MY MOTHER-IN-LAW’S CHICKEN SOUP

 
 

My mother-in-law taught me her version of chicken noodle soup, and I’ve used it ever since! Nothing earth-shaking here, just some added twists for the trying.

Ingredients:

  • Several cups of shredded chicken. (Save time on a weeknight and use rotisserie chicken. I like the flavor of chicken thighs so you can bake skinless, boneless thighs in the oven for about 25 minutes at 350 F while doing prep as well. If you have time, cook a whole chicken in water with carrots and celery to make your own broth)

  • 4 cups of chicken broth. (I like bone broth. You can use low-sodium canned broth as well. Or use the broth you made with your chicken!)

  • 2 cups of warm water (You’ll add to make more soup)

  • Two tablespoons of butter, unsalted, preferred

  • One tablespoon of olive oil

  • One large or two medium carrots. Peeled and cut into thin rounds.

  • Two celery stalks. Diced

  • One-half cup of chopped onions.

  • One clove of garlic, minced. (I prefer fresh vs jarred minced garlic)

  • One-half lemon

  • Two teaspoons of cumin

  • A pinch of red pepper flakes. (This gives your soup some zing. And it will open your sinuses if you have a cold!) 

  • Salt and pepper to taste

  • Other veggies? If I have spare fresh veggies like broccoli, I’ll cut it up into small pieces and throw it in.

  • Spinach? I throw that in to wilt at the end if I have it in the fridge.   

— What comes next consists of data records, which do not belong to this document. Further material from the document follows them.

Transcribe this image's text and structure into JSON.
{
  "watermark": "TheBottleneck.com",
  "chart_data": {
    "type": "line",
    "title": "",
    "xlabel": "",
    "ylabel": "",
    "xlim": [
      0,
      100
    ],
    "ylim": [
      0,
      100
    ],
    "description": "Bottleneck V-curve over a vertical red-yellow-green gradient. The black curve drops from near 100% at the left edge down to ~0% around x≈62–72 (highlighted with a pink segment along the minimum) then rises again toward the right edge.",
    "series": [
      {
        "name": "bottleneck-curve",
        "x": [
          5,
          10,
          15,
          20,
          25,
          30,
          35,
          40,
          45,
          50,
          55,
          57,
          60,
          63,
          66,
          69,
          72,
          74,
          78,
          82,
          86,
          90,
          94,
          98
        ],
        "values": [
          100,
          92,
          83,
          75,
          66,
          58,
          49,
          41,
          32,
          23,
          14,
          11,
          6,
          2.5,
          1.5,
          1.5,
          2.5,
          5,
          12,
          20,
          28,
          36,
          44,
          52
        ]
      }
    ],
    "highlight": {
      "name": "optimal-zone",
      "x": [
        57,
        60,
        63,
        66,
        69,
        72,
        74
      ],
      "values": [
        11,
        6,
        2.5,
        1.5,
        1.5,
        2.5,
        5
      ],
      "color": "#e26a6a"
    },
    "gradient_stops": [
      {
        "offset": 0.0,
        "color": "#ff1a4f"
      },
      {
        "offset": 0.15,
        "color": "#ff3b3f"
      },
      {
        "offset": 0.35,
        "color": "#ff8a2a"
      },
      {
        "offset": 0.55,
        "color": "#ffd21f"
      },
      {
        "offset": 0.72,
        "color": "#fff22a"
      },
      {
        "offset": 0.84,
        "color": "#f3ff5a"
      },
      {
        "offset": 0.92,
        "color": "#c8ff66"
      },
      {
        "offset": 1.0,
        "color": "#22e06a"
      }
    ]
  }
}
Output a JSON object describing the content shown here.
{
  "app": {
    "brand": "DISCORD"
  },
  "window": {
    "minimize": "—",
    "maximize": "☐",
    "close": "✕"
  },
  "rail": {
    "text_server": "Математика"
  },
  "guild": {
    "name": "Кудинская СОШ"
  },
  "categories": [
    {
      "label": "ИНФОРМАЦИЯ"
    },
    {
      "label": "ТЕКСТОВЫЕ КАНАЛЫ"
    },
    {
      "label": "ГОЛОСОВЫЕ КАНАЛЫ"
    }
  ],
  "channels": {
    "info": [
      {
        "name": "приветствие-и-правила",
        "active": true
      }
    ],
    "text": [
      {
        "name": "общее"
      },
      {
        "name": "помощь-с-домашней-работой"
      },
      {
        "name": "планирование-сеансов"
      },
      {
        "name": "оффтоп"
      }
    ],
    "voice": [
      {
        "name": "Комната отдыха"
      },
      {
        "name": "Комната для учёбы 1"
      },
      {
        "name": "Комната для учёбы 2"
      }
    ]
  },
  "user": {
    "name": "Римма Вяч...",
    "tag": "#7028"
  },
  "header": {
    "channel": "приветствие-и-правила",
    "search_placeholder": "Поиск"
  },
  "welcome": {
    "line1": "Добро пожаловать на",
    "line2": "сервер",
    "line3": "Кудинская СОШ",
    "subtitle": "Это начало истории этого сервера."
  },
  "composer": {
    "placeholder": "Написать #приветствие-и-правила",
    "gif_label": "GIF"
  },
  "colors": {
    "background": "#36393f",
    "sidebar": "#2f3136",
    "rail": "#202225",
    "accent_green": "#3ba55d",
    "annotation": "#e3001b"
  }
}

  • Pasta. My picture shows egg noodles. I use those most often, but I’ve thrown in gluten-free orzo or whatever curly pasta is laying around the pantry as needed. 

Prep:

  1. Set some salted water to boil for your pasta while you prep your veggies. (Unless you are making your own broth by cooking a whole chicken. Complete that step first, then start your water. I always start water to boil for pasta first since that can take a while)

  2. Melt your butter and add your oil to your soup pot.

  3. Add your onions, then cook on medium-low heat until translucent.

  4. Add your veggies and cook for a few minutes until they begin to soften

  5. Add your garlic and cook for a minute or two until fragrant, but don’t let it burn!

  6. Add some salt and pepper to taste

  7. Put in your chicken broth then add 2 cups of water.

  8. Add the cumin and red pepper flakes.

  9. Put in the half lemon. No need to squeeze it.  The juice will release as the soup heats up.

  10. Hopefully, your pasta water is at a boil. Cook your pasta per directions until al dente.

  11. While the pasta cooks, add your cooked chicken and let your soup heat up at a rapid simmer.

  12. Once the pasta is done, remove with a slotted spoon for curly pasta or tongs with traditional egg noodles and add to your soup pot.

  13. Add a scoop of pasta water to your soup pot.

  14. If you have spinach, wilt that into the soup.      

  15. Taste and adjust seasonings to your taste.

  16. Remove the lemon and serve! 

  17. Sometimes, I sprinkle some grated parmesan or pecorino romano cheese on top

  18. You could make this a veggie soup using vegetable stock and take out the chicken as well!